Store arrays offsets for keyword fields natively with synthetic source #113757

martijnvg · 2024-09-30T06:50:42Z

The keyword doc values field gets an extra sorted doc values field, that encodes the order of how array values were specified at index time. This also captures duplicate values. This is stored in an offset to ordinal array that gets zigzag vint encoded into a sorted doc values field.

For example, in case of the following string array for a keyword field: ["c", "b", "a", "c"].
Sorted set doc values: ["a", "b", "c"] with ordinals: 0, 1 and 2. The offset array will be: [2, 1, 0, 2]

Null values are also supported. For example ["c", "b", null, "c"] results into sorted set doc values: ["b", "c"] with ordinals: 0 and 1. The offset array will be: [1, 0, -1, 1]
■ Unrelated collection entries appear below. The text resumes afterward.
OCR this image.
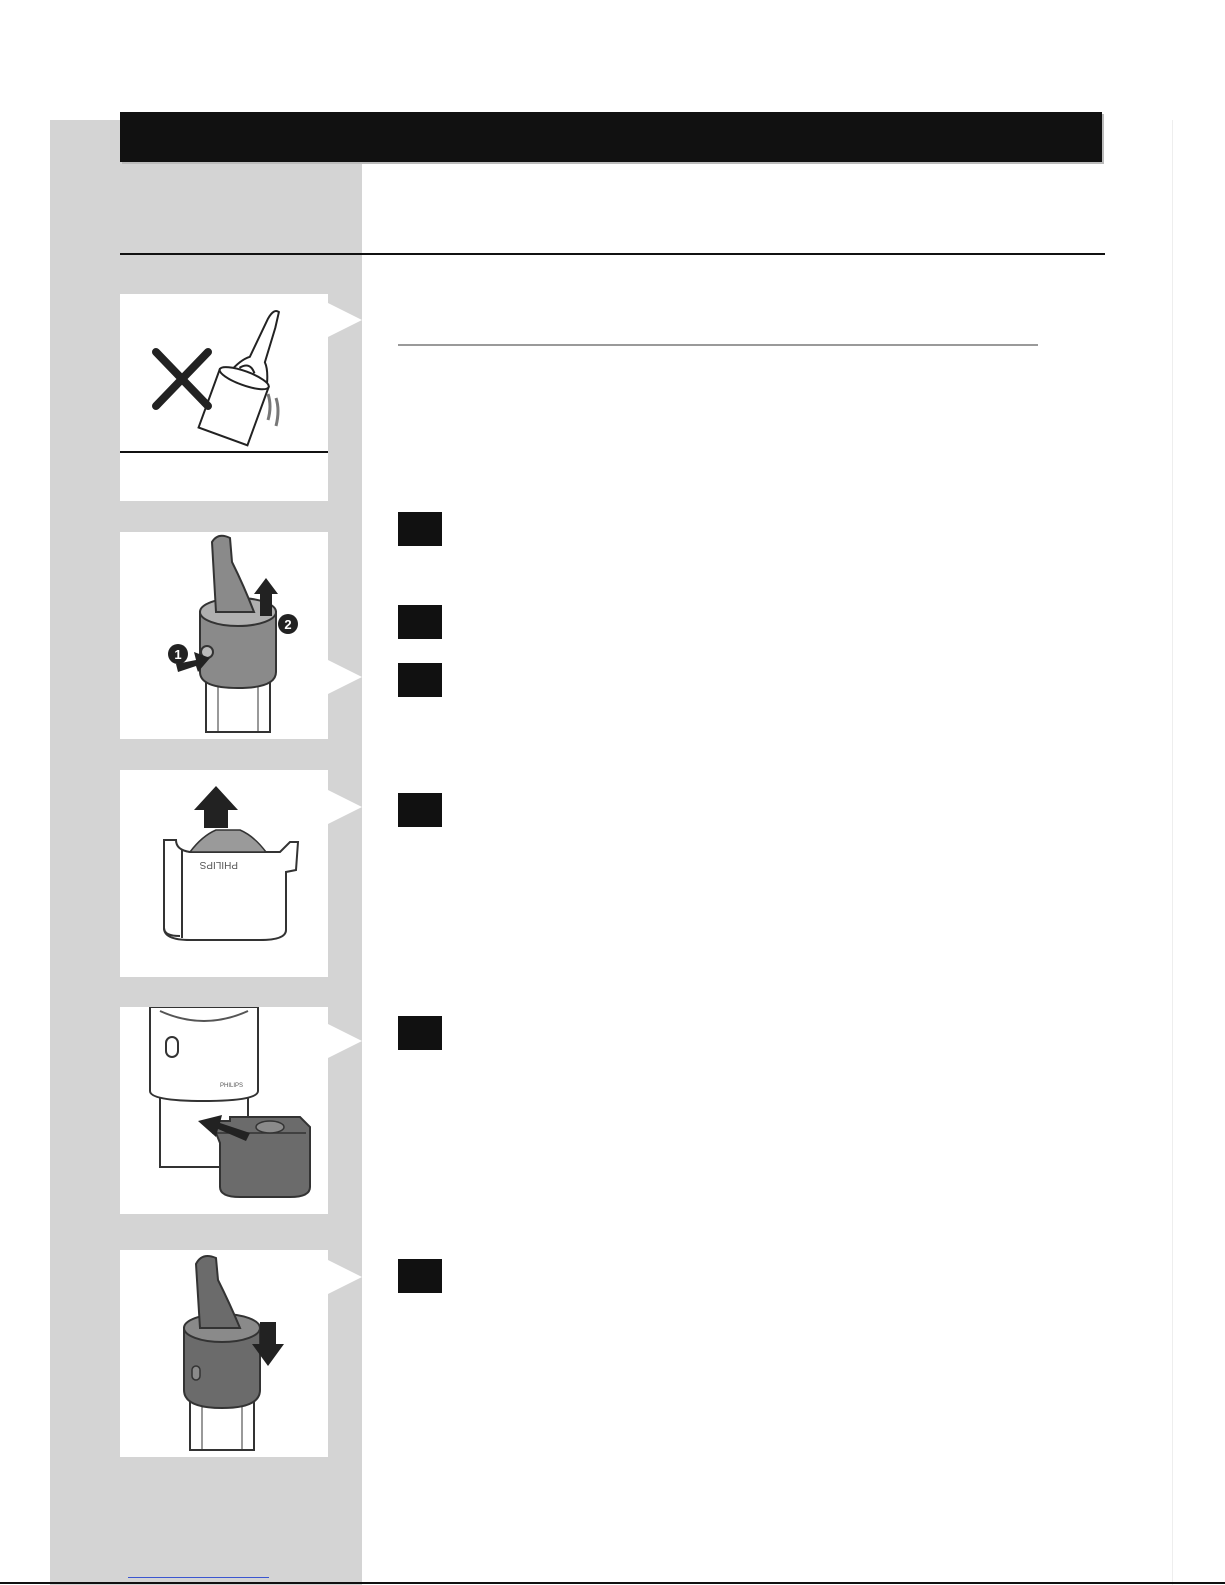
1
2
PHILIPS
PHILIPS
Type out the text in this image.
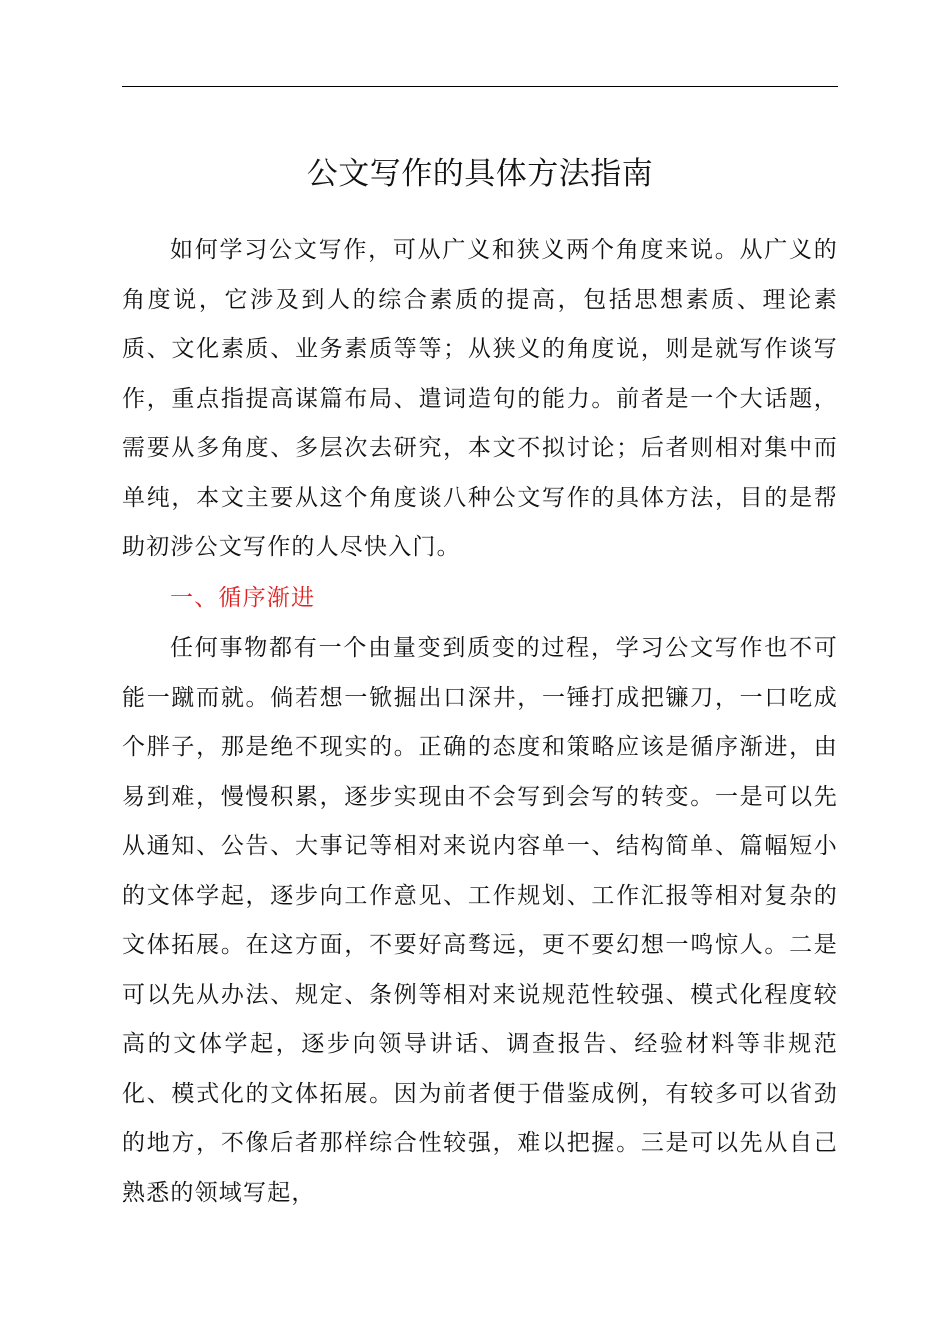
公文写作的具体方法指南

如何学习公文写作，可从广义和狭义两个角度来说。从广义的角度说，它涉及到人的综合素质的提高，包括思想素质、理论素质、文化素质、业务素质等等；从狭义的角度说，则是就写作谈写作，重点指提高谋篇布局、遣词造句的能力。前者是一个大话题，需要从多角度、多层次去研究，本文不拟讨论；后者则相对集中而单纯，本文主要从这个角度谈八种公文写作的具体方法，目的是帮助初涉公文写作的人尽快入门。

一、循序渐进

任何事物都有一个由量变到质变的过程，学习公文写作也不可能一蹴而就。倘若想一锨掘出口深井，一锤打成把镰刀，一口吃成个胖子，那是绝不现实的。正确的态度和策略应该是循序渐进，由易到难，慢慢积累，逐步实现由不会写到会写的转变。一是可以先从通知、公告、大事记等相对来说内容单一、结构简单、篇幅短小的文体学起，逐步向工作意见、工作规划、工作汇报等相对复杂的文体拓展。在这方面，不要好高骛远，更不要幻想一鸣惊人。二是可以先从办法、规定、条例等相对来说规范性较强、模式化程度较高的文体学起，逐步向领导讲话、调查报告、经验材料等非规范化、模式化的文体拓展。因为前者便于借鉴成例，有较多可以省劲的地方，不像后者那样综合性较强，难以把握。三是可以先从自己熟悉的领域写起，
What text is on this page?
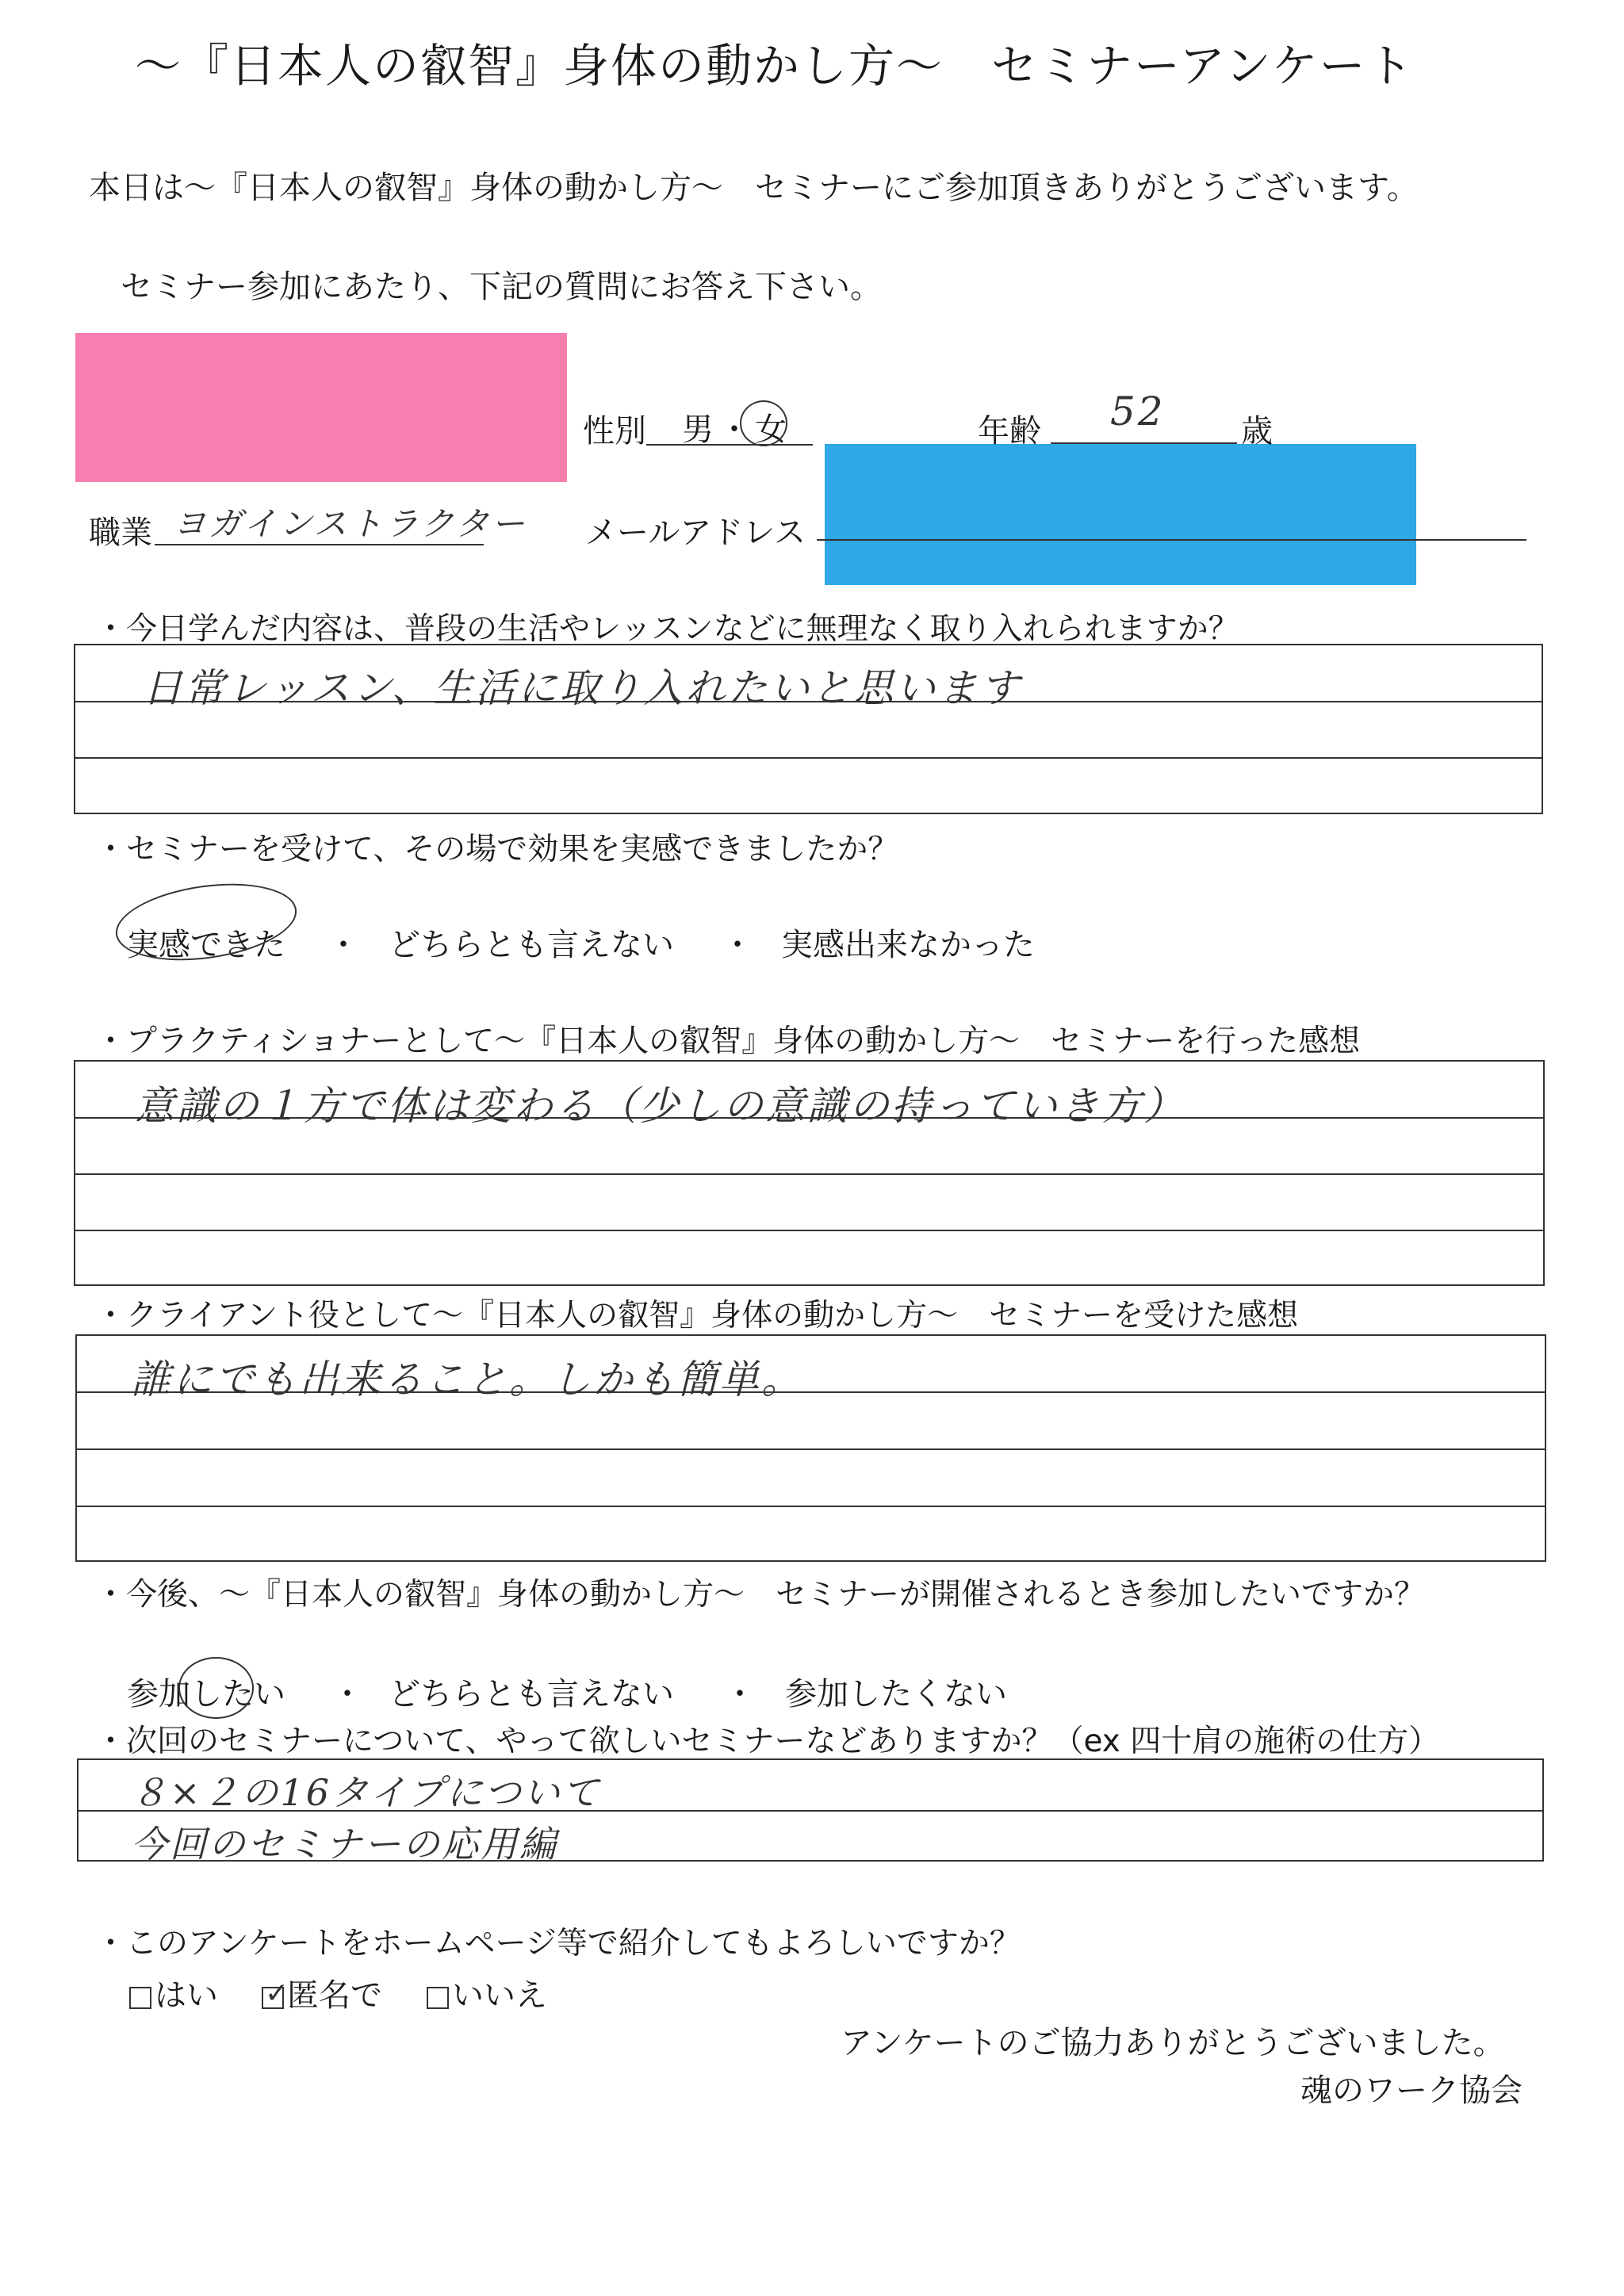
〜『日本人の叡智』身体の動かし方〜　セミナーアンケート
本日は〜『日本人の叡智』身体の動かし方〜　セミナーにご参加頂きありがとうございます。
セミナー参加にあたり、下記の質問にお答え下さい。
性別 男・女	年齢 52 歳
職業 ヨガインストラクター メールアドレス
・今日学んだ内容は、普段の生活やレッスンなどに無理なく取り入れられますか？
日常レッスン、生活に取り入れたいと思います
・セミナーを受けて、その場で効果を実感できましたか？
実感できた ・ どちらとも言えない ・ 実感出来なかった
・プラクティショナーとして〜『日本人の叡智』身体の動かし方〜　セミナーを行った感想
意識の１方で体は変わる（少しの意識の持っていき方）
・クライアント役として〜『日本人の叡智』身体の動かし方〜　セミナーを受けた感想
誰にでも出来ること。しかも簡単。
・今後、〜『日本人の叡智』身体の動かし方〜　セミナーが開催されるとき参加したいですか？
参加したい ・ どちらとも言えない ・ 参加したくない
・次回のセミナーについて、やって欲しいセミナーなどありますか？（ex 四十肩の施術の仕方）
８×２の16タイプについて
今回のセミナーの応用編
・このアンケートをホームページ等で紹介してもよろしいですか？
はい ✓
匿名で	いいえ
アンケートのご協力ありがとうございました。
魂のワーク協会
Empty arrays are also supported by encoding a zigzag vint array of zero elements.

Limitations:

currently only doc values based array support for keyword field mapper.
multi level leaf arrays are flattened. For example: [[b], [c]] -> [b, c]
arrays are always synthesized as one type. In case of keyword field, [1, 2] gets synthesized as ["1", "2"].

These limitations can be addressed, but some require more complexity and or additional storage.

With this PR, keyword field array will no longer be stored in ignored source, but array offsets are kept track of in an adjacent sorted doc value field. This only applies if index.mapping.synthetic_source_keep is set to arrays (default for logsdb).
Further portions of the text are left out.